Oberbrandmeister Wilhelm Melchers trägt eine weiße Weste mit der Aufschrift „BHP“ für Behandlungsplatz. Er nimmt die Daten der herangebrachten Schwerverletzten auf. „Kopfverletzung? Bewusstlos? Rüber in Zelt 2…“ Eine Geste weist die Träger weiter.
In Wirklichkeit hat der Feuerwehrmann ein Unglück dieses Ausmaßes noch nicht erlebt: „Und ich hoffe auch, dass es so bleibt. Aber man kann nie wissen, was passiert.“ Er nennt das Feuerwerks-Unglück in Enschede als Beispiel: „Deshalb macht es Sinn, sich auf solche Situationen vorzubereiten.“
Erste Operationen
Erste operative Eingriffe dulden keinen Aufschub mehr – bevor die Krankenwagen vorfahren und die Opfer in das Marienkrankenhaus nach Marl transportieren. Derweil sind die Löscharbeiten am Gertrudis-Hospital im vollen Gange.

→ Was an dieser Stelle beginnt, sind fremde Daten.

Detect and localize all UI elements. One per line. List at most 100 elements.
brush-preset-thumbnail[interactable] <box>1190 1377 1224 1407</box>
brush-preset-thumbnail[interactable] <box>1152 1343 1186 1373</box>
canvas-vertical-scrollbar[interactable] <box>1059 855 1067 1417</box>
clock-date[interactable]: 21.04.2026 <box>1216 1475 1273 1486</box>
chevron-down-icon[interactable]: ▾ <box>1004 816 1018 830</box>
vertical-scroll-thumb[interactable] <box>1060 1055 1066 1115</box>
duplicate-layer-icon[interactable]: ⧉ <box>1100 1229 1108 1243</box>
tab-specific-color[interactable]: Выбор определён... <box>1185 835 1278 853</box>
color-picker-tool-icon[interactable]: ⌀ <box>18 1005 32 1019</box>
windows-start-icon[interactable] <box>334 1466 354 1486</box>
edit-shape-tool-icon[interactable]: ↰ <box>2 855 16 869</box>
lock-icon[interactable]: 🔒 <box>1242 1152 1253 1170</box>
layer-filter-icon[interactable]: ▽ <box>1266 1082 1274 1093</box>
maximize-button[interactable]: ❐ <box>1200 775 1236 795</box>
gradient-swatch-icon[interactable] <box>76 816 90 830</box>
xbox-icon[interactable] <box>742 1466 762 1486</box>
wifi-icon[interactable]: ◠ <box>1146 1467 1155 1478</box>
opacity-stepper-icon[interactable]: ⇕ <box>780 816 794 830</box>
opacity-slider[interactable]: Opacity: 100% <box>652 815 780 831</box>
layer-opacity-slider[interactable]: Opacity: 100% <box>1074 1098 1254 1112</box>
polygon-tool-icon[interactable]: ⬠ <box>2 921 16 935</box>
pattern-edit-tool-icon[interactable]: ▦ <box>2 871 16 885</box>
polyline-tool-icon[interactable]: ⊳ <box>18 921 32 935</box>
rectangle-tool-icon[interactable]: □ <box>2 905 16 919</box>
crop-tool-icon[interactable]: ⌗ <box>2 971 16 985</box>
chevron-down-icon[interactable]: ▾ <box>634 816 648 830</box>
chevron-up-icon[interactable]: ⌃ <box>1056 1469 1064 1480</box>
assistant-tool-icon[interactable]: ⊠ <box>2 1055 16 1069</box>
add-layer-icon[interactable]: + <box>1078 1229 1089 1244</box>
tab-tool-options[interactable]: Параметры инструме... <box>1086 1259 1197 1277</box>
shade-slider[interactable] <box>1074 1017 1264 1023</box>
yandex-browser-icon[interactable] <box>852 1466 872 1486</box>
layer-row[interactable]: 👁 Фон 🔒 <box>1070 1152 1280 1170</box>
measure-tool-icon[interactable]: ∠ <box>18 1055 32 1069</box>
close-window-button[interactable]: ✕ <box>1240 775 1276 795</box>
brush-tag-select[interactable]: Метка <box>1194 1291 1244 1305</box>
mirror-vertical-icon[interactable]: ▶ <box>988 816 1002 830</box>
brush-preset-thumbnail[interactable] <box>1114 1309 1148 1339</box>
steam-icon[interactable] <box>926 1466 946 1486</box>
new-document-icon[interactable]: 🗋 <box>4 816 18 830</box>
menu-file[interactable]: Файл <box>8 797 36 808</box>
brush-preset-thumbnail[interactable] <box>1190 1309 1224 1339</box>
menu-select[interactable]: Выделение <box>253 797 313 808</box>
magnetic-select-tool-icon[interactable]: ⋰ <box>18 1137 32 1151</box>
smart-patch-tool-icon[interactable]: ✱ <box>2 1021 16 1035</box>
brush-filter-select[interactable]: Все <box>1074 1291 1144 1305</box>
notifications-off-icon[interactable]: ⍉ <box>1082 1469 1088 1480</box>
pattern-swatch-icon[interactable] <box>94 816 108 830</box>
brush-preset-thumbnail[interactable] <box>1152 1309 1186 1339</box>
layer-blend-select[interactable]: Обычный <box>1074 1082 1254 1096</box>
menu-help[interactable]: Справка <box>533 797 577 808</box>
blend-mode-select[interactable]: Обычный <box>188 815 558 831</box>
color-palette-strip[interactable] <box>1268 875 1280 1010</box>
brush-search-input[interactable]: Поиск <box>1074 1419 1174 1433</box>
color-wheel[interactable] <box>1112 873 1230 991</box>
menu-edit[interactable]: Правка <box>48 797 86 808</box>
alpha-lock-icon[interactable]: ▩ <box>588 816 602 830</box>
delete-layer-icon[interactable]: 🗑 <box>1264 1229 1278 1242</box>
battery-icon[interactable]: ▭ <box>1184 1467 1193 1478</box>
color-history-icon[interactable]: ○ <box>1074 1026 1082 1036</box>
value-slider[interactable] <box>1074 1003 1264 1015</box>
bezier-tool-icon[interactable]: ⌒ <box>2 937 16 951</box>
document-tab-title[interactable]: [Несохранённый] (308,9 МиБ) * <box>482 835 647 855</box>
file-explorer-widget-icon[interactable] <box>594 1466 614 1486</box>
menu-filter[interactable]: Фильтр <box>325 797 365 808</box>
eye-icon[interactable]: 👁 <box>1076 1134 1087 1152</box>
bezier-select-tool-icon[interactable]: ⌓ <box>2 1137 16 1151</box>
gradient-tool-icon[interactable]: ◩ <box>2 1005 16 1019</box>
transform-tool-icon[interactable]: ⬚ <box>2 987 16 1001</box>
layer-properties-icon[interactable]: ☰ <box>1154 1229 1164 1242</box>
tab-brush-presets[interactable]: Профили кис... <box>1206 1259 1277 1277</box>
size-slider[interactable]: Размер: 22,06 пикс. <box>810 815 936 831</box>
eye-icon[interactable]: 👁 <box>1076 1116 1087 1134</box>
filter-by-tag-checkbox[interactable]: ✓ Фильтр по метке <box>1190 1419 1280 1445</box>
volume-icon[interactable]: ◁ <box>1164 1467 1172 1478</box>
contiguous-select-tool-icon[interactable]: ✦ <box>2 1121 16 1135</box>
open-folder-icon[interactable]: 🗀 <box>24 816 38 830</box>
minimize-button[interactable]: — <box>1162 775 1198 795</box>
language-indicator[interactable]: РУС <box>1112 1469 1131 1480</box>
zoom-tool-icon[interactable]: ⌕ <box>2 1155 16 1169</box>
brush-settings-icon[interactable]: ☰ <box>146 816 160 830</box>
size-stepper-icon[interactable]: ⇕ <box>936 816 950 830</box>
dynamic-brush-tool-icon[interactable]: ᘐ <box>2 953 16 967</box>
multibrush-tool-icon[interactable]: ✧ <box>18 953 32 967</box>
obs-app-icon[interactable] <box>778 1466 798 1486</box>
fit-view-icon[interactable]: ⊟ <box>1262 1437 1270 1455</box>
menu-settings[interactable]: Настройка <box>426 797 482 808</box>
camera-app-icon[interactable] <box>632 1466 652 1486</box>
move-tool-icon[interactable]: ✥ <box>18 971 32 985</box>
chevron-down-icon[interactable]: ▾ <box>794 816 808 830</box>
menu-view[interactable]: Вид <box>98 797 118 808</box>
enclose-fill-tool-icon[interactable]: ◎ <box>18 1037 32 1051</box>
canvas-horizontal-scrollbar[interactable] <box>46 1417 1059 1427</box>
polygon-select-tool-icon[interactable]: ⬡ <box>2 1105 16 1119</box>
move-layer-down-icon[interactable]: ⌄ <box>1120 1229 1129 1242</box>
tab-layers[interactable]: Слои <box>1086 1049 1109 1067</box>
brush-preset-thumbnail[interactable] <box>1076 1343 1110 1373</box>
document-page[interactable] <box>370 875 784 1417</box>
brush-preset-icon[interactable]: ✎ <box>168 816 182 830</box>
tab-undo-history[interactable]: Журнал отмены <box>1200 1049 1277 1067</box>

Auch die Rauchopfer sammeln sich am Behandlugnsplatz und werden im Kleinbus zur weiteren Untersuchung weggebracht. Sie fühlen sich von der Feuerwehr gut in Gewahrsam genommen: „Es hat 20 Minuten gedauert, bis die Feuerwehr in meinem Zimmer war,“ erzählt Julia Friedrich. Die Zwölfjährige spielt eine der rund 15 Rauchvergifteten. In dem stickigen Nebel sei ihr diese Zeit aber schon wie eine kleine Ewigkeit vorgekommen. „Wie muss es einem dann erst ergehen, wenn es wirklich brennt?“
Ernstfall bleibt hoffentlich Theorie
Eine Situation, die das Gertrudis-Hospital hoffentlich nie wirklich erlebt. Aber wenn es einmal zum Ernstfall kommt, scheint die Klinik gut gerüstet. Zumindest stellte ihr Feuerwehr-Chef Theo Schiffmann nach Abschluss der rund dreistündigen Übung ein gutes Zeugnis aus: „Die Alarmierung hat gut funktioniert. Die Zusammenarbeit war prima.“ Am Ende hat die Übung sowohl der Feuerwehr als auch dem Krankenhaus viel gebracht.